L: Und das schafft ja die Kunst, oder? In einem Artikel des Tagesspiegels über deinen Film wirst du mit den Worten zitiert: „Man schaut mit der Lupe auf das Phänomen Gastarbeiter und will es verstehen. Das wollen wir Deutschen ja immer: verstehen. Nur manchmal gibt es nichts zu verstehen, sondern nur zu fühlen.“
CK: Klar, keiner schaut sich den Film an und ist emotionslos.
C: Am Ende gibt es eine Szene, wo die Stimme von Derya Yıldırım komplett versagt, und eine Träne nach der anderen fließt. Das war auch richtig schön!

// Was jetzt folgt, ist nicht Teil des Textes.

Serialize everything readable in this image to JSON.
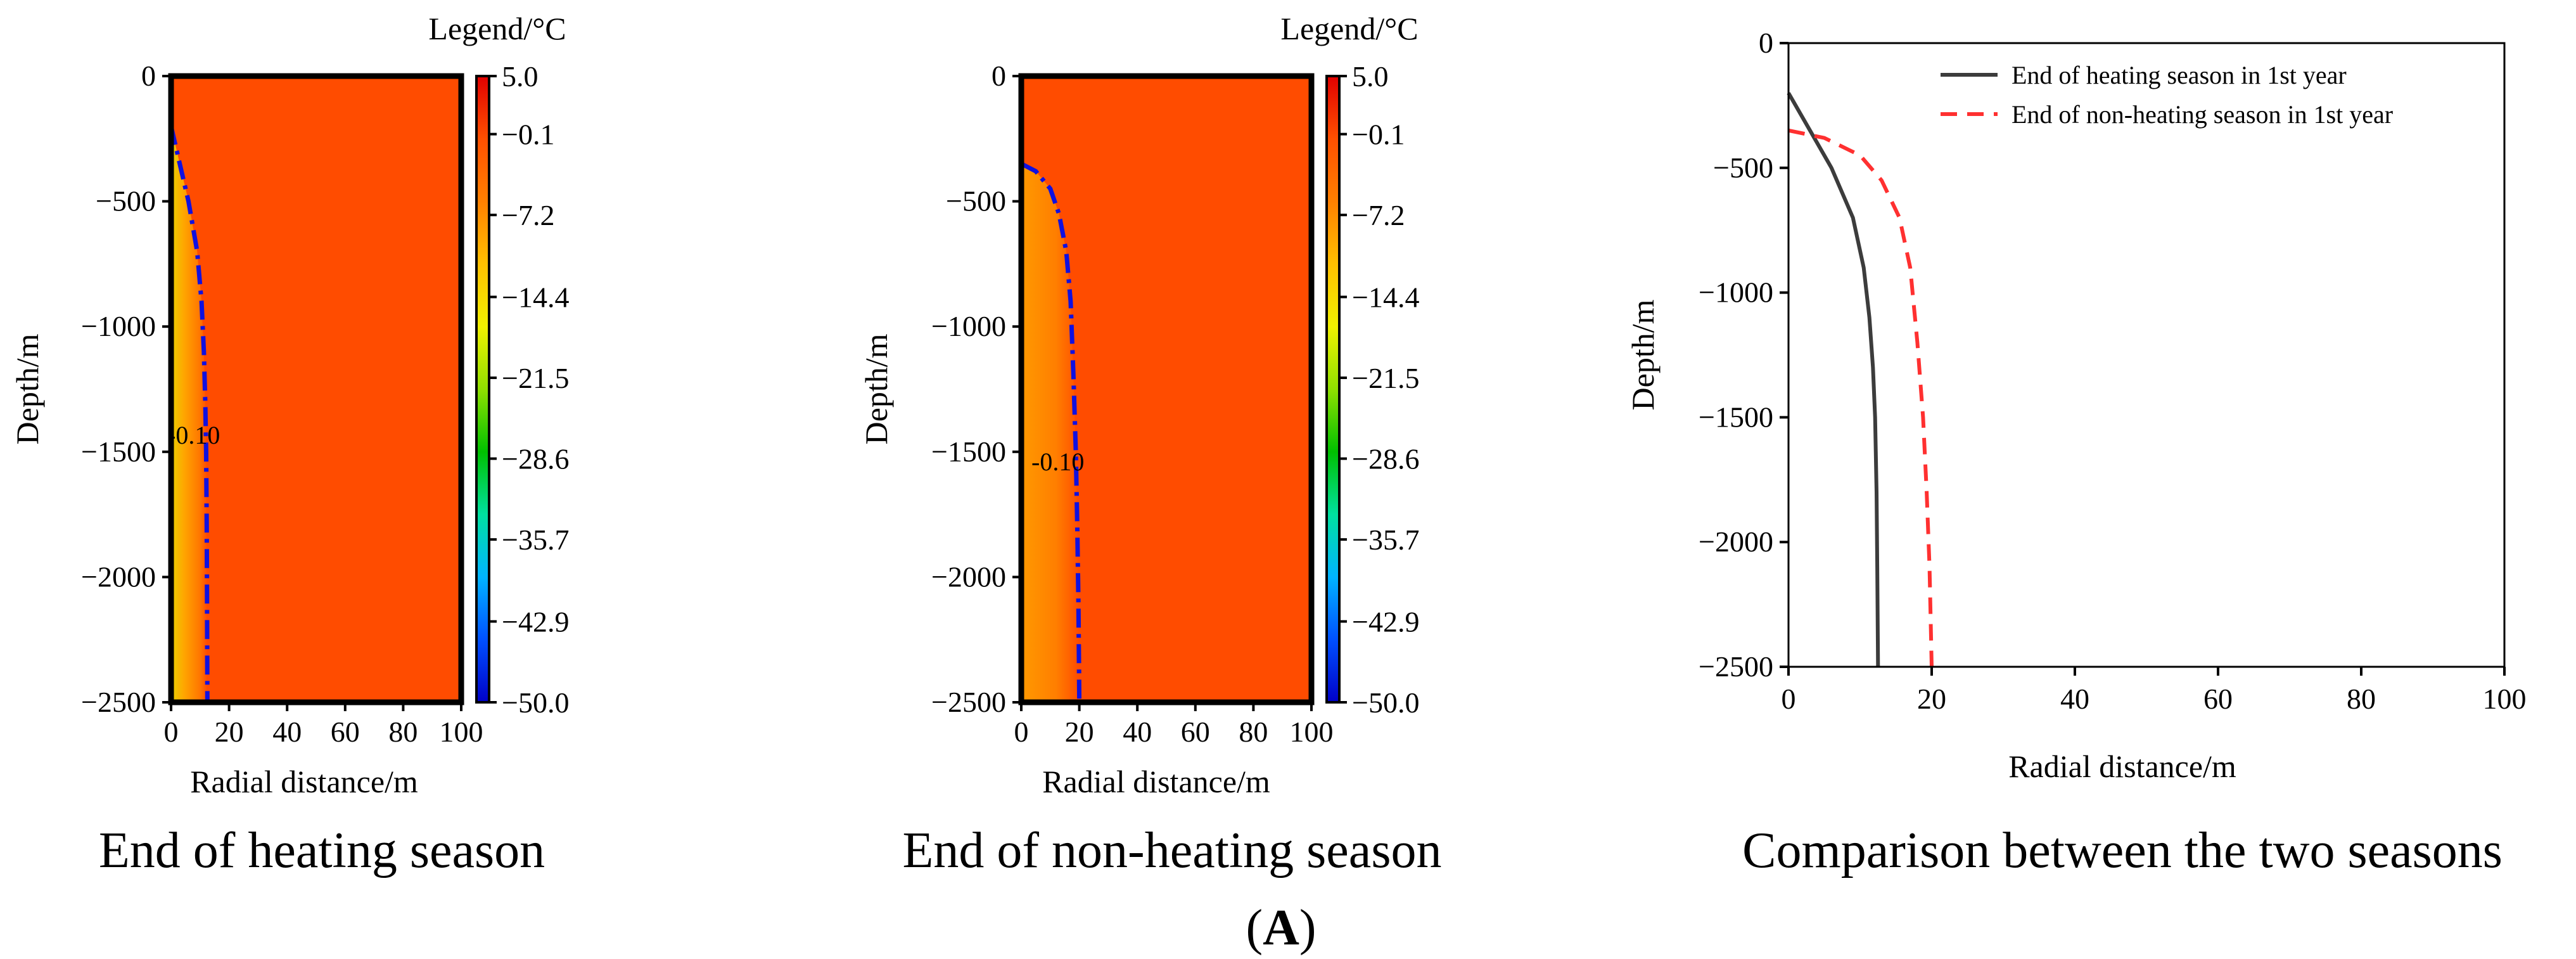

CK: Ja, stell dir mal mich vor, ich habe das drei Jahre lang geschnitten (lacht). Das prallt ja auch an mir nicht ab. Jedes Mal bei dem Derya Yıldırım Part floß es links und rechts runter bei mir. Das funktioniert auch, wenn man den Part hundertmal gesehen hat. Aber das ist auch die einzige Stelle, an der wir keine Untertitel benutzen und den Song nicht übersetzen. Damit das nicht-türkischsprachige Publikum mitfühlt und nicht versucht, das Lied inhaltlich zu begreifen.
3. Was archiviert Musik?
L: Wenn man den Film sieht, begegnet einem am Anfang Musik, die vor allem den Schmerz der Trennung von der Heimat und den Geliebten beklagt. Texte und Sounds drücken eine starke Melancholie aus. Dann gibt es ab den 70er-Jahren eine Phase mit Künstlern wie Cem Karaca, in der eine viel größere Wut spürbar wird, wo ein anderes Selbstbewusstsein zu sehen ist, in der in viel deutlicher Kritik an der deutschen Gesellschaft geübt wird. Ein wenig abstrakter in Bezug auf das Heftthema gefragt: Was archiviert Musik? Was macht Musik als Medium mit Sound, Rhythmus und Lyrics in dieser Hinsicht besonders? Und was können wir anhand der Musik über die Zeit der sogenannten Gastarbeit und über die türkeistämmige Community lernen?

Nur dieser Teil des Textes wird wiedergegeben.